Yes, indeed.  Well, almost.  The ordering is the same as it would be for
an association list sorted on the keys, but the things you are actually
folding are the data elements, not the keys.

I think the same would be true of almost any balanced tree implementation,
including ordinary binary search trees, red-black trees, AVL trees,
and BBB trees.  So I think it is reasonable to make this assumption
part of the interface to map.  I think that returning data in sorted order
would be a problem only for data structures like hash tables,
which have dramatically different performance characteristics,
and which are hence unlikely to ever replace map (although they
may well form the basis for a `uniq_map' type).

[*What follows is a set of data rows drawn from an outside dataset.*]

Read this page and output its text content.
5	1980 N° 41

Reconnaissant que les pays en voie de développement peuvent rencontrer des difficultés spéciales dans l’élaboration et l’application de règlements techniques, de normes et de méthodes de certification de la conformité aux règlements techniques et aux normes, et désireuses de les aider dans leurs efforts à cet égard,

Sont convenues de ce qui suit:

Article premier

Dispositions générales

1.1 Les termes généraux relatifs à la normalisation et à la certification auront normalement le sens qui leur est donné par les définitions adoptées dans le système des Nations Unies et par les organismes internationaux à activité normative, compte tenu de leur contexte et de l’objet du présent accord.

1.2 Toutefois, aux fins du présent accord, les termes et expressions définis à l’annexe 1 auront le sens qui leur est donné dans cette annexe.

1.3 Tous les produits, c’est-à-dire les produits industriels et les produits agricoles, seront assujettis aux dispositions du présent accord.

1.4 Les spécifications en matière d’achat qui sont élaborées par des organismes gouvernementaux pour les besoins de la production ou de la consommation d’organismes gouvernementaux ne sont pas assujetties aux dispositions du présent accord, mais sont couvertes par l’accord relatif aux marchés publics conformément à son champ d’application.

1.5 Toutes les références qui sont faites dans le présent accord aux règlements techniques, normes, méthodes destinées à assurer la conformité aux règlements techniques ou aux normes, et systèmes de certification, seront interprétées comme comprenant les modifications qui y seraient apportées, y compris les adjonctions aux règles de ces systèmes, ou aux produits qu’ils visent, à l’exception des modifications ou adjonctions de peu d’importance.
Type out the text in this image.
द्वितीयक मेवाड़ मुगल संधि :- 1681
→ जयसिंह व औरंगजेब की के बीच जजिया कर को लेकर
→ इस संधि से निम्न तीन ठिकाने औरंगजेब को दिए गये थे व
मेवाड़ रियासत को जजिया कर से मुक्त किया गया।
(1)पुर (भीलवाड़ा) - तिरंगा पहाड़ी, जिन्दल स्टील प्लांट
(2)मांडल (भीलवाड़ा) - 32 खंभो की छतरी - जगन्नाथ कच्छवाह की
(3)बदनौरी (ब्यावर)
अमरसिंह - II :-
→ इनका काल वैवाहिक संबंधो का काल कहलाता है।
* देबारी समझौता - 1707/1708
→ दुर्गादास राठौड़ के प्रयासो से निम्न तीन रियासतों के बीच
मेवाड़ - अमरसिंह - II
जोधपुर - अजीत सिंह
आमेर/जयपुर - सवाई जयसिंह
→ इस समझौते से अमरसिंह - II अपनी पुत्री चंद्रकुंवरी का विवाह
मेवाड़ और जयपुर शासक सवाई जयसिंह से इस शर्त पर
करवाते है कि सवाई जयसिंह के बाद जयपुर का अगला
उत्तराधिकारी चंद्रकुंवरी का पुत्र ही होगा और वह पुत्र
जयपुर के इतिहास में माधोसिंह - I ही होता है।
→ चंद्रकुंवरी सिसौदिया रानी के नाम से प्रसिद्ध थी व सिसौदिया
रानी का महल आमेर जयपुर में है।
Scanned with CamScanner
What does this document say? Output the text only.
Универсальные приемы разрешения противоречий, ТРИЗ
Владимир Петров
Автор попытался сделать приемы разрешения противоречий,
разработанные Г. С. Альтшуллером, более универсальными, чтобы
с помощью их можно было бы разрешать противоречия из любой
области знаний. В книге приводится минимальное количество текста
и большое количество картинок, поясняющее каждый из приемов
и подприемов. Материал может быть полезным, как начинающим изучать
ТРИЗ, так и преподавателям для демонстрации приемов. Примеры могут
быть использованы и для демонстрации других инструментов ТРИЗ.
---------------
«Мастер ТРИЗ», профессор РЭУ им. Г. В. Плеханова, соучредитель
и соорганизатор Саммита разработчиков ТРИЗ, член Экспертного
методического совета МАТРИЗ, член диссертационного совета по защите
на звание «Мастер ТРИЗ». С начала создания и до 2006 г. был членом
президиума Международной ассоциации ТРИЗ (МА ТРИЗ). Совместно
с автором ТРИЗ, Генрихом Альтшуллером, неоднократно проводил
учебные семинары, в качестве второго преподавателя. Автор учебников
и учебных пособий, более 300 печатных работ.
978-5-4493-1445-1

The documentation for map__foldl should say this, as should the
documentation for map__keys and map__values.

Note that if you just add a reverse mode to map__foldl, then you can
have map__foldr almost for free:

	map__foldr(Trans, Map0, Map, Acc0, Acc) :-
		RevTrans = (pred(Y::out, X::in, A::out, A0::in) :-
				Trans(X, Y, A0, A)),
		map__foldl(RevTrans, Map, Map0, Acc, Acc0).

The bad news is that this trick doesn't work if you want multiple
modes for map__foldr, due to Mercury only supporting higher-order
procedures, not higher-order predicates.  There's no way to make
the lambda expression RevTrans polymorphically moded.  :-(

-- 
Fergus Henderson <fjh at cs.mu.oz.au>  |  "I have always known that the pursuit
WWW: <http://www.cs.mu.oz.au/~fjh>  |  of excellence is a lethal habit"
PGP: finger fjh at 128.250.37.3        |     -- the last words of T. S. Garp.